Was he referring to the scores of Saudi political dissenters executed and tortured every year?
Perhaps he meant the Saudis’ treatment of women who are, in effect, kept under house arrest, banned from driving or leaving their home without a male guardian and made to dress ‘modestly’ – in other words covered from head to toe.
He presumably did not mean Tony Blair’s suppression of a corruption probe into British Aerospace’s alleged bribery of the ruling dynasty to secure a multi-billion arms contract.
In the coming days, the Saudis will claim that both Osama Bin Laden and the 15 Saudi 9/11 hijackers had no deeper connection to the culture and mores of the kingdom than that they were born and educated there.
Just as they did unconvincingly after 9/11, the Saudis will trumpet their new-found resolve in combating domestic terrorism, while promoting the idea of a UN centre to co-ordinate information on international threats and touting their peace plan for the Middle East.
But all of this polite verbiage conceals stark realities. For the truth is that for nearly three decades now, the Saudis have been exporting their indigenous extremists all over the world.
It was in 1979 that Saudi fundamentalists – fuelled by mass unemployment as well as the vast wealth, corruption and hypocrisy of the royal dynasty – stormed and occupied the holy shrine at Mecca, killing and capturing hundreds of pilgrims.

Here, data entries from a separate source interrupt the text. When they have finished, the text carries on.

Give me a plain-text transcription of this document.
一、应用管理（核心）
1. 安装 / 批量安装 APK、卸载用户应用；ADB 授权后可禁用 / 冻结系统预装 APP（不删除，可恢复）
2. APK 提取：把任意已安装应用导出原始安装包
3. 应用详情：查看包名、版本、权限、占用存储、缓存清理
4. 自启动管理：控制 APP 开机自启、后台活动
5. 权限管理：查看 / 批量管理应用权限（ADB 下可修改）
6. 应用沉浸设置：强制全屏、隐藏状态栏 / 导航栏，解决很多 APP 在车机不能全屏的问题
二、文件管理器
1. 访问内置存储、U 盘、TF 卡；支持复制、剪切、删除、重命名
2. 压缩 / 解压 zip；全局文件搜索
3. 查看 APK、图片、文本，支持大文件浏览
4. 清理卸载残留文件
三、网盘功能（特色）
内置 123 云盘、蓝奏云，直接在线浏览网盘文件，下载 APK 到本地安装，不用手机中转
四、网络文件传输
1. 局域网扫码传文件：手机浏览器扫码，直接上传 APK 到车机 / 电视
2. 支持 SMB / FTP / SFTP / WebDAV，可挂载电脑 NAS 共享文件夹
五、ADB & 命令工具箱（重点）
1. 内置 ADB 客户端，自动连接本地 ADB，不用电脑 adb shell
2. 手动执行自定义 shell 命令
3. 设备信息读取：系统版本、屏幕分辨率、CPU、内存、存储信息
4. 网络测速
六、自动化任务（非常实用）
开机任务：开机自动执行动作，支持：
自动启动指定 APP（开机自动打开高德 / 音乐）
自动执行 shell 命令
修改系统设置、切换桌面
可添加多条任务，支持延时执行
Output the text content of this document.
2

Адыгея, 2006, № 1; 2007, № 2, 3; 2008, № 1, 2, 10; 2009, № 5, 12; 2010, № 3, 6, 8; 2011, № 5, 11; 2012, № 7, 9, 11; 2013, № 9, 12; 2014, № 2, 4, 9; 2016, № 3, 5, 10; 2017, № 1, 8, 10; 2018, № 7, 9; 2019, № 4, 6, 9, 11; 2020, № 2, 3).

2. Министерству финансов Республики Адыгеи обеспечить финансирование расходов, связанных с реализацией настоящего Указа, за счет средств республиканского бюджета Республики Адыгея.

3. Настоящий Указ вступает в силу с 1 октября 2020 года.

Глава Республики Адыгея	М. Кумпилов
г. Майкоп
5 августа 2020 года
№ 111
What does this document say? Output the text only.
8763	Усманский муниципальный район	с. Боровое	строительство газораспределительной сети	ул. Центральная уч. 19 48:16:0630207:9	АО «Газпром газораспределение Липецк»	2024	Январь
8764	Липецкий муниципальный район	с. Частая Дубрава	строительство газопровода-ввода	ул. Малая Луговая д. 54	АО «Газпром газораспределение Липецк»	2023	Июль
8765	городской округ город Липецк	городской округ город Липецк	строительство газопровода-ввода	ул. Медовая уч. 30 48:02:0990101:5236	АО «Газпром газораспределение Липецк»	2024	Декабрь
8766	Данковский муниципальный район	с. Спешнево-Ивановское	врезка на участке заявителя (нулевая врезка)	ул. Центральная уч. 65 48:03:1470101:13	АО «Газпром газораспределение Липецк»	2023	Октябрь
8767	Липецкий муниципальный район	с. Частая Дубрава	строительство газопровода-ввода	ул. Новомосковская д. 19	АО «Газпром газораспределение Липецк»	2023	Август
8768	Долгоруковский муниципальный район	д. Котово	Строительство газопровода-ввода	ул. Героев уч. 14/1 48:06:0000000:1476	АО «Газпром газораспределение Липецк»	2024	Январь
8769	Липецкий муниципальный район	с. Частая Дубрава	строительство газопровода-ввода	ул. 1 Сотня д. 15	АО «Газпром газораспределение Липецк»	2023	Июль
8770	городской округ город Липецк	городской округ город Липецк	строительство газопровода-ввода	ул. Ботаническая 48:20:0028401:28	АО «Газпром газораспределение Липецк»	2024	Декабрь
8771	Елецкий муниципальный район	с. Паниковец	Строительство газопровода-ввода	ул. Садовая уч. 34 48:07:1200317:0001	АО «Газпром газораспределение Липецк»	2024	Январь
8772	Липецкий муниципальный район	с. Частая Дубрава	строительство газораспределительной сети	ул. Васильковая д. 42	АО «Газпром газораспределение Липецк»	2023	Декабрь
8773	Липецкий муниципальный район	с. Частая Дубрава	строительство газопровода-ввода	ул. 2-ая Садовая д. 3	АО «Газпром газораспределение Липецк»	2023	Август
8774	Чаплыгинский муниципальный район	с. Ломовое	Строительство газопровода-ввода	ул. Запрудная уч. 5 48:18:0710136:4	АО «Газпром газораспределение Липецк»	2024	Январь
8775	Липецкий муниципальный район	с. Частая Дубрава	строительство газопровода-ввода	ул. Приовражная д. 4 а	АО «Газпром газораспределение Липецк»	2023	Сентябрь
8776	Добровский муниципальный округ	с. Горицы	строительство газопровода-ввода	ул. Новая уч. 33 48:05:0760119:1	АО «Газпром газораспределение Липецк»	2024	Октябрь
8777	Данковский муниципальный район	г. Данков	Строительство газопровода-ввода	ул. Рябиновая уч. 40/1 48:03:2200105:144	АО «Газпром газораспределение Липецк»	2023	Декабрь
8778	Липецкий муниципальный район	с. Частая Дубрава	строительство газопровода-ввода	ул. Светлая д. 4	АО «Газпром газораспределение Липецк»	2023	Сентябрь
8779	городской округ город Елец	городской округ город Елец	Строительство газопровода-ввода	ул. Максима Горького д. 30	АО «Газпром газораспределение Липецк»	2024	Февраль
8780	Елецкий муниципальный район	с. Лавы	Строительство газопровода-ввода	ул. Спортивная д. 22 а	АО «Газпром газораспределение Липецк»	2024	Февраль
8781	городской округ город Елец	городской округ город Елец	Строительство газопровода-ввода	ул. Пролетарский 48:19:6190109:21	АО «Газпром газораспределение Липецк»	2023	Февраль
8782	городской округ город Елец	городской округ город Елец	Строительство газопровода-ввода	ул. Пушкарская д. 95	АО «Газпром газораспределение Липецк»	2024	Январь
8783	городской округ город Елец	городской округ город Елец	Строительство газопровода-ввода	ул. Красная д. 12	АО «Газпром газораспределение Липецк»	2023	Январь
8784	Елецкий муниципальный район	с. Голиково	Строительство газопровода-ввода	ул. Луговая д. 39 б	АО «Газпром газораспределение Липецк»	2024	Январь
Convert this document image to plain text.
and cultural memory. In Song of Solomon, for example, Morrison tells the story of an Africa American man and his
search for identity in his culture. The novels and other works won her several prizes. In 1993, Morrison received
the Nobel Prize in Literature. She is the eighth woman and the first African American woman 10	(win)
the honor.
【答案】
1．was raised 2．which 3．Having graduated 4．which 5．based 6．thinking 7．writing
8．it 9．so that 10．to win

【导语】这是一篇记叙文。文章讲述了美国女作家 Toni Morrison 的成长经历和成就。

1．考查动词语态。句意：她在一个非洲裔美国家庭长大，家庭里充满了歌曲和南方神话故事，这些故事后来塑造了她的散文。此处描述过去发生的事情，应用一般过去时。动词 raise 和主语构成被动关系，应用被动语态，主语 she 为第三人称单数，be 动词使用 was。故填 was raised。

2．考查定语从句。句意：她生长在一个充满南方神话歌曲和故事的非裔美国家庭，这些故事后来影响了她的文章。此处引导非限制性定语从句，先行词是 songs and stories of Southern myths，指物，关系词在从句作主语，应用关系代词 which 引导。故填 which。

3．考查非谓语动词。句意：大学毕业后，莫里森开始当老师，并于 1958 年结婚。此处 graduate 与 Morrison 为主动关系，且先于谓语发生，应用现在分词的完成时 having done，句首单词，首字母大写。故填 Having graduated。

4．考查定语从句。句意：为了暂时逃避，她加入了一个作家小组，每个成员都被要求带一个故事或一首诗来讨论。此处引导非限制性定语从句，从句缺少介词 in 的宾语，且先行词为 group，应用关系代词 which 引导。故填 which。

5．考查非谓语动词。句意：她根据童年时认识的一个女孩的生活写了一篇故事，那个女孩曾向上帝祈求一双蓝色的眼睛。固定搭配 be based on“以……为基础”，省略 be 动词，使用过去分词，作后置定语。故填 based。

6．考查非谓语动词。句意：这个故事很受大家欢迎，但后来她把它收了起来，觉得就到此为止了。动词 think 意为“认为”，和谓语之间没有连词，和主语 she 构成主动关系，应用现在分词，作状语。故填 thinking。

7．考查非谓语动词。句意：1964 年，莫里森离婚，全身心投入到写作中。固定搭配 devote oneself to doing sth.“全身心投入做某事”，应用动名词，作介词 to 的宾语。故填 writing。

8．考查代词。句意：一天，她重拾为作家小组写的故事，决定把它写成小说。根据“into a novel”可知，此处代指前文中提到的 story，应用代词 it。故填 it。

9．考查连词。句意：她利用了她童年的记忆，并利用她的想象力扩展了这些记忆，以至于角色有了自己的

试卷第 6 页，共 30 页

The Saudi authorities retook the mosque but they placated the growing unrest by introducing a religious crackdown and ensuring that strict Islamic codes were enforced.
They also encouraged fundamentalists to find trouble elsewhere – to go to Afghanistan and fight the atheist Soviets, even providing them with cheap flights and cash for weapons.
In this way, the authorities played a major role in financing what coalesced into Al Qaeda, whose leader, Bin Laden, is the spoilt scion of the largest Saudi construction firm.
So keen have they been to bury this connection that London’s libel courts have been used to obliterate an academic book called Alms for Jihad for daring to broach this subject.
Equally disturbingly, Saudi Arabia has used its vast oil wealth to purvey on a global scale the austere Wahhabist strain of Islam on which the Saud dynasty’s legitimacy rests, but which poisons young minds and fuels murderous anti-Jewish and anti-western resentment.